The secretary-general began by attempting to spin his situation, emphasizing all the calls of support coming in. Earlier in the week, he had spoken, with evident pain, about the friends who had seemingly vanished: “Some feel embarrassed to call,” he allowed. “They don’t know what to say.” Now he wanted to tell me that, among others, a sympathetic Bill Clinton had phoned. “He understands. He had gone through similar situations where he’s been under a microscope, attacked,” said Annan. Then he added, with a sense of surprise, that the former president had confided in him. “He was sort of reminiscing with me, sharing his own experiences with his brother, his brother-in-law, things like that.” Did Clinton offer advice? “That you have to remain focused and carry on.”

Annan admitted that he can understand why people might read the Volcker report and wonder, “ ‘Is something rotten in the state of Denmark?’ Which is a reasonable question to raise.” But he insisted yet again that he has done nothing wrong. “I walked into this with a clear conscience.”
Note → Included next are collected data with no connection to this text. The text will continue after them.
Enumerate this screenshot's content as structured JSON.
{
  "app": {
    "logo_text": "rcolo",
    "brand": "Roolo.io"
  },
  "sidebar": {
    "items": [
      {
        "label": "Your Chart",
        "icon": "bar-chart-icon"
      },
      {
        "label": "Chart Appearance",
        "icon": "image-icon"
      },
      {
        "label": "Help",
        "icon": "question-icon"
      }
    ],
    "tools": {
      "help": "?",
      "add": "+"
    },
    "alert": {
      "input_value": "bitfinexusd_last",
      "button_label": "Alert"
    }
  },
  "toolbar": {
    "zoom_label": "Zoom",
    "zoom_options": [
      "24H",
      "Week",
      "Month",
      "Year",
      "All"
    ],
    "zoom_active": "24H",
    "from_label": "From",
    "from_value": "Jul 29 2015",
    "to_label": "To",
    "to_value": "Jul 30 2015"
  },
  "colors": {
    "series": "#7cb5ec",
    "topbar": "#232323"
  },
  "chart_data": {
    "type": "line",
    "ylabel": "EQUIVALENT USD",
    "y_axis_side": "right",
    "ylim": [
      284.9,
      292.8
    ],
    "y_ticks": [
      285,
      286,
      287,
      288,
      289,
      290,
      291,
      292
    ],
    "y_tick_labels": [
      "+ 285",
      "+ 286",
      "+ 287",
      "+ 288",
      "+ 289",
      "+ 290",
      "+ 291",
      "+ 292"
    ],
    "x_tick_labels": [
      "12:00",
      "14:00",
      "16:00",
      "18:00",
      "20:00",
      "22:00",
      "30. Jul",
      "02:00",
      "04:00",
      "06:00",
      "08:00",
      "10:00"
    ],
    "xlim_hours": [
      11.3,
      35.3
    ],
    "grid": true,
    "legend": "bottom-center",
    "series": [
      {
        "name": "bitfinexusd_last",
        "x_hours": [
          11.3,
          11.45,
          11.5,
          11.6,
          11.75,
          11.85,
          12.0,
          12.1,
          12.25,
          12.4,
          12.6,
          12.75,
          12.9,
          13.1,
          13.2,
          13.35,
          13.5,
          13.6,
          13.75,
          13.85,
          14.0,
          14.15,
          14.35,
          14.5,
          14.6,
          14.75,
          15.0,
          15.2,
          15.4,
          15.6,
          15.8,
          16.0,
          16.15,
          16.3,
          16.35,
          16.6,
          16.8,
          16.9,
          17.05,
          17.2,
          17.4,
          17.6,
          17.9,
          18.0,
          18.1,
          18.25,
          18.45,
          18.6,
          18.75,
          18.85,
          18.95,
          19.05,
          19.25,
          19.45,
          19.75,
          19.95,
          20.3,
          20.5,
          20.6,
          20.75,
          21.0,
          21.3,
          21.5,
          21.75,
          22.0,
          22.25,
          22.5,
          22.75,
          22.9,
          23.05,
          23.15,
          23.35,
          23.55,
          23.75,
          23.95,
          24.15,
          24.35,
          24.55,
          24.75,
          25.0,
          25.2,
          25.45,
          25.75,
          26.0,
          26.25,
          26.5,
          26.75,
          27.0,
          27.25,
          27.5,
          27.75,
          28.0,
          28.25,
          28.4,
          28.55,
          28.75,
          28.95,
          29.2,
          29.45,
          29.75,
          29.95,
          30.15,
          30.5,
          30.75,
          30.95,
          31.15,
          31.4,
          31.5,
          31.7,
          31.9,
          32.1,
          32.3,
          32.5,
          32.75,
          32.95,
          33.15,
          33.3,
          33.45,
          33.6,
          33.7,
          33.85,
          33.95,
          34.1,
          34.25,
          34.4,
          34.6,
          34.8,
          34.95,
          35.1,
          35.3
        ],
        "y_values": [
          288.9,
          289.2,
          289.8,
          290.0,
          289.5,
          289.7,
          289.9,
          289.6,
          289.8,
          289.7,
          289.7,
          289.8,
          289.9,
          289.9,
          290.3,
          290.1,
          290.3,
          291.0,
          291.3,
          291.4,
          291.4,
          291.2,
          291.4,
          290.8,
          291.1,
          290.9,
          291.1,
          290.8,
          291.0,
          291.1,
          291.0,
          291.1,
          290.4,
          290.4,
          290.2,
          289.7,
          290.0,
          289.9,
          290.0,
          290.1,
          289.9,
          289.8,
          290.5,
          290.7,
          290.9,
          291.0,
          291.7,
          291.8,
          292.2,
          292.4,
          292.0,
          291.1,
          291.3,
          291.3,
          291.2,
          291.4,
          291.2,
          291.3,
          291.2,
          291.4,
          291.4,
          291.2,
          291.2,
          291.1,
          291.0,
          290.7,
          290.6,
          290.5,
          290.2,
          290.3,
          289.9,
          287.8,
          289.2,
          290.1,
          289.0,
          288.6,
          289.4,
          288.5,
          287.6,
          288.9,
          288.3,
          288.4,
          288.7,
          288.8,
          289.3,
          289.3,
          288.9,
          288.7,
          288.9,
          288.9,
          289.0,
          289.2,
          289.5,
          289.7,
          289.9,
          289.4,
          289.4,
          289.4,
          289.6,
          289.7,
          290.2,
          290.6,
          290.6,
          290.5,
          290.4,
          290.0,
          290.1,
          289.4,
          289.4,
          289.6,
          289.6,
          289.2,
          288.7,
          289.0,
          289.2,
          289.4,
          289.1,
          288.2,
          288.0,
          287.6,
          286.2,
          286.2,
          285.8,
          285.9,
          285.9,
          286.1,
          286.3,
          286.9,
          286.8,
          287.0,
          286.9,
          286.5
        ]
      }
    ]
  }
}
Kojo had called him several times in the previous few days. After reading the Volcker report, with its appalling details of how Kojo hustled to make money, Annan said he was so angry that he kept the conversations brief. What did Kojo tell him? “He was sorry he hadn’t leveled with me. He’s obviously ashamed.” Annan clearly doesn’t want the 31-year-old to feel abandoned, yet he’s obviously devastated by his son’s betrayals.

Despite his “Hell, no” earlier in the week, I asked whether resigning has seemed increasingly appealing. “You think it through. What would be the best for me to do, to stay, to leave? Resignation would be easy, but to stay on and confront, pick up the lessons, push for the reforms you believe in, and work with the member states to get it done is much, much harder. Having balanced the arguments, I have an obligation to finish what I started.”

I mention that several ambassadors had speculated that Annan would remain only through the Security Council meetings in September, in hopes of salvaging his legacy through a victory with the reform package, but would then leave—a year early.

“That’s a question for the future,” he said. “In life, you cannot rule out, you cannot say never or forever.”